Kepala Kantor Wilayah Kemenkum Sulut, Hendrik Pagiling, melalui Kepala Bagian Tata Usaha dan Umum, Denny Porajow, memimpin langsung pembahasan tersebut bersama Tim Keuangan dan BMN. Fokus utama pertemuan ini adalah menyelaraskan ketersediaan anggaran dengan kebutuhan program prioritas di lingkungan Kanwil Sulut.

"Revisi anggaran ini dilakukan untuk menunjang efektivitas program kantor wilayah agar lebih tepat sasaran," ujar Denny Porajow dalam arahannya.
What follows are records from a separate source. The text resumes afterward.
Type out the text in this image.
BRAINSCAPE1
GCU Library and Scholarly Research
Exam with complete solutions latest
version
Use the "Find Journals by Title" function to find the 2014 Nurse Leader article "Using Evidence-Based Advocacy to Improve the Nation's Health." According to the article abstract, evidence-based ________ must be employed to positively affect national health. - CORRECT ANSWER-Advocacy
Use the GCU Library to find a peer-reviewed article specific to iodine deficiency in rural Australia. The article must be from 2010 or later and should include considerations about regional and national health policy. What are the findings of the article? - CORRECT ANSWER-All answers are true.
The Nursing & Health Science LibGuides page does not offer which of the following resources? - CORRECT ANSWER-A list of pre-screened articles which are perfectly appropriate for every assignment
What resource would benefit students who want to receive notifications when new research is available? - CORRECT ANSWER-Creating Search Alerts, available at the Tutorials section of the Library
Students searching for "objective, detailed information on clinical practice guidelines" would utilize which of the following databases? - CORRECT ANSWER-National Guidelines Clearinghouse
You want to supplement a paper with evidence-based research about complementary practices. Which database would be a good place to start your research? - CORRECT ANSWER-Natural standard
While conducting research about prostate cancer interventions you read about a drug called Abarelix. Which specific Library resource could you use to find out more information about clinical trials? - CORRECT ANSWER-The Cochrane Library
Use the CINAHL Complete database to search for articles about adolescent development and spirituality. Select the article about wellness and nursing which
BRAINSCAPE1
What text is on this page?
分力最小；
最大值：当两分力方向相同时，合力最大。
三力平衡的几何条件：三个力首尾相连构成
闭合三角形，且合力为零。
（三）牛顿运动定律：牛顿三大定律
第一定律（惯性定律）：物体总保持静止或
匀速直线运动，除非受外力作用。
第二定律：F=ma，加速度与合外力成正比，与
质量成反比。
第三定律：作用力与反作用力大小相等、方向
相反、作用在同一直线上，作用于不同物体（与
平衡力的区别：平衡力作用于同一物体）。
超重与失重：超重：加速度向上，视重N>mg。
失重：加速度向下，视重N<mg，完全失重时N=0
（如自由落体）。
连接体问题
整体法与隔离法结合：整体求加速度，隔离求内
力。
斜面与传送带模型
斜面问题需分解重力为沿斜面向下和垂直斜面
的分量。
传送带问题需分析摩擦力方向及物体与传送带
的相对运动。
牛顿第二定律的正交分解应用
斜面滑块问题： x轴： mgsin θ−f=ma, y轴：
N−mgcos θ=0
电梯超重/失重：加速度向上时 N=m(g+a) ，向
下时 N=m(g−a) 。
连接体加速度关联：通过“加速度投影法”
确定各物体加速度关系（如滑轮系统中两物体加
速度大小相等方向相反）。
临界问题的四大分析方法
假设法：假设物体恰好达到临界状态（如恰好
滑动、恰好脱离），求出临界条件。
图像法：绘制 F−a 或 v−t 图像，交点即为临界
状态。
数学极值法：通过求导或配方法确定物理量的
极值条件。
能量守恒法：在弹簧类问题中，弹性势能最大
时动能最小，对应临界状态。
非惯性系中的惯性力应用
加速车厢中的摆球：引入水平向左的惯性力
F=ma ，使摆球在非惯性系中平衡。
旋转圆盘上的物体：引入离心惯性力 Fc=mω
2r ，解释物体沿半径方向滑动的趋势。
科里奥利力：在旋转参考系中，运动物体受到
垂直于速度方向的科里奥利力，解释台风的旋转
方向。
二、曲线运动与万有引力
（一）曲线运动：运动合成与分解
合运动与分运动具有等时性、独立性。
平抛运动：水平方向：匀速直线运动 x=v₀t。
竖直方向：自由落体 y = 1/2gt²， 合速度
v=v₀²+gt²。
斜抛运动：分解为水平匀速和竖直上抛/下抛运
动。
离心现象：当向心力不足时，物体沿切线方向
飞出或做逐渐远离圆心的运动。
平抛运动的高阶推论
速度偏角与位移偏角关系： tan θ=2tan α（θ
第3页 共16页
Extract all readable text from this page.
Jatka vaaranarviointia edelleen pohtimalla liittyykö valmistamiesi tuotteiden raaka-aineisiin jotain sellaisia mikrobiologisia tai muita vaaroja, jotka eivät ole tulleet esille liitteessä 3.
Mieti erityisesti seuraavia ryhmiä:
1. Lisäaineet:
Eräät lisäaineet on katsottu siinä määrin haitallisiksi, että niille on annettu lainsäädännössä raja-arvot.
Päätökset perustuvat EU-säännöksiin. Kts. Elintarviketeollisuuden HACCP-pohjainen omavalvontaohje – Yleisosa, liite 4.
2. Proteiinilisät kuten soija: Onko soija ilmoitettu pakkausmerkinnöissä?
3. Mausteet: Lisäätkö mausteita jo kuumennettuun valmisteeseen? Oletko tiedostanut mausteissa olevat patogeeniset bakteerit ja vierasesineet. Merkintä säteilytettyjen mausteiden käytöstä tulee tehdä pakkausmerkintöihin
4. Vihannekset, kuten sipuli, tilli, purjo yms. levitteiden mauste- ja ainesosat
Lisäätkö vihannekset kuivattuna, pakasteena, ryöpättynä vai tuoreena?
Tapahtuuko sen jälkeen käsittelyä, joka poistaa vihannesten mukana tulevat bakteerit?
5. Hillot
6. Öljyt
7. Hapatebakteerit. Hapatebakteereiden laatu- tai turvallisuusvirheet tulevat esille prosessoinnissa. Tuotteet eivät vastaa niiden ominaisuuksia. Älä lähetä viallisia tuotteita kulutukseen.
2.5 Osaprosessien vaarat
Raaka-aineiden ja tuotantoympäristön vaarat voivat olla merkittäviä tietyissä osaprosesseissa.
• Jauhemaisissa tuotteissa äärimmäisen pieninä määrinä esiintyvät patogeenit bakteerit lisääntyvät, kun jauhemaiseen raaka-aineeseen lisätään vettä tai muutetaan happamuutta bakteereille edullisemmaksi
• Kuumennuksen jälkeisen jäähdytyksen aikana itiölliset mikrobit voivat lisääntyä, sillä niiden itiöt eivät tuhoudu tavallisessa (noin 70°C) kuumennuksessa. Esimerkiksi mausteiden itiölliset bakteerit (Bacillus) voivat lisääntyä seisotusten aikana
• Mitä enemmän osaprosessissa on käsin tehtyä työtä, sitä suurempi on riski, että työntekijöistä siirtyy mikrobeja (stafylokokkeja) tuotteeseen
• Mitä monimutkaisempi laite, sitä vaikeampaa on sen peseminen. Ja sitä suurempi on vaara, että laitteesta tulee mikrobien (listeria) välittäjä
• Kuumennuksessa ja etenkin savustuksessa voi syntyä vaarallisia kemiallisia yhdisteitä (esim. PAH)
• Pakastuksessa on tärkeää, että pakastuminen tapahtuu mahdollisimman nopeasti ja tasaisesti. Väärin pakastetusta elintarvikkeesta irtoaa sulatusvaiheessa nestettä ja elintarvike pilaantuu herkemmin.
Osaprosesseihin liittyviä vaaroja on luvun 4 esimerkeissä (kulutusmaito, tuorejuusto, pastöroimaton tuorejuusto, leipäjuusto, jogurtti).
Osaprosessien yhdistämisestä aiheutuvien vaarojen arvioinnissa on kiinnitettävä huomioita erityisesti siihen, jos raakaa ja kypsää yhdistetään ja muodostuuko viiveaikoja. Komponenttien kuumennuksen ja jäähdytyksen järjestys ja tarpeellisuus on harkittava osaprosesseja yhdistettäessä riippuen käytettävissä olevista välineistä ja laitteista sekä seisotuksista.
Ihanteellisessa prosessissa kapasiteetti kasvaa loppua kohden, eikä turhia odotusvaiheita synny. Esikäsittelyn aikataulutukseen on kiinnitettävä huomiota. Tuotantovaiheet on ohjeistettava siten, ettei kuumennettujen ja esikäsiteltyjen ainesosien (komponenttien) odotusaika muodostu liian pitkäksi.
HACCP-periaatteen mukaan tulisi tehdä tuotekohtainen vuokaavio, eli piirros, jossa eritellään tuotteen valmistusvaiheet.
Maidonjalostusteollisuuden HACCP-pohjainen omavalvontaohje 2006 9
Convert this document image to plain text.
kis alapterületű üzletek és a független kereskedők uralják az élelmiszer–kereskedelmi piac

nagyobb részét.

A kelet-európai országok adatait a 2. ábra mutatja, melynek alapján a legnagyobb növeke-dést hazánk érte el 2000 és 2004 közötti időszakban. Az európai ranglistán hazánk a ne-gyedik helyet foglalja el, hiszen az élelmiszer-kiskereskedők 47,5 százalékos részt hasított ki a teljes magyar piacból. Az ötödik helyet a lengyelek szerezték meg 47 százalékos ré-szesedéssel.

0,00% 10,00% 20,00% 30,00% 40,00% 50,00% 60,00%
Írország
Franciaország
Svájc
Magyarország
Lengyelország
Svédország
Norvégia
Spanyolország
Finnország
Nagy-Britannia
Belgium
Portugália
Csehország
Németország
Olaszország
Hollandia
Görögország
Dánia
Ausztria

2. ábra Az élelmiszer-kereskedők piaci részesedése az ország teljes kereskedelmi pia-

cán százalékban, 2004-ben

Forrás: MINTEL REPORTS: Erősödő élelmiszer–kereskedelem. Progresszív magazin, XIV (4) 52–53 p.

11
Selain persoalan anggaran, poin krusial yang dibahas adalah tata kelola BMN. Denny menekankan bahwa pengelolaan aset negara harus mengedepankan tiga pilar utama, yakni: Tertib Administrasi: Pendataan aset yang akurat dan transparan; Tertib Fisik: Penjagaan dan pemeliharaan kondisi barang secara nyata serta Tertib Hukum: Kepastian legalitas dan sertifikasi aset untuk menghindari sengketa di masa depan.

"Pengamanan aset bukan sekadar mencatat, tapi memastikan bahwa setiap BMN dikelola secara tertib hukum dan fisik. Ini adalah bentuk pertanggungjawaban kita kepada negara," tambahnya.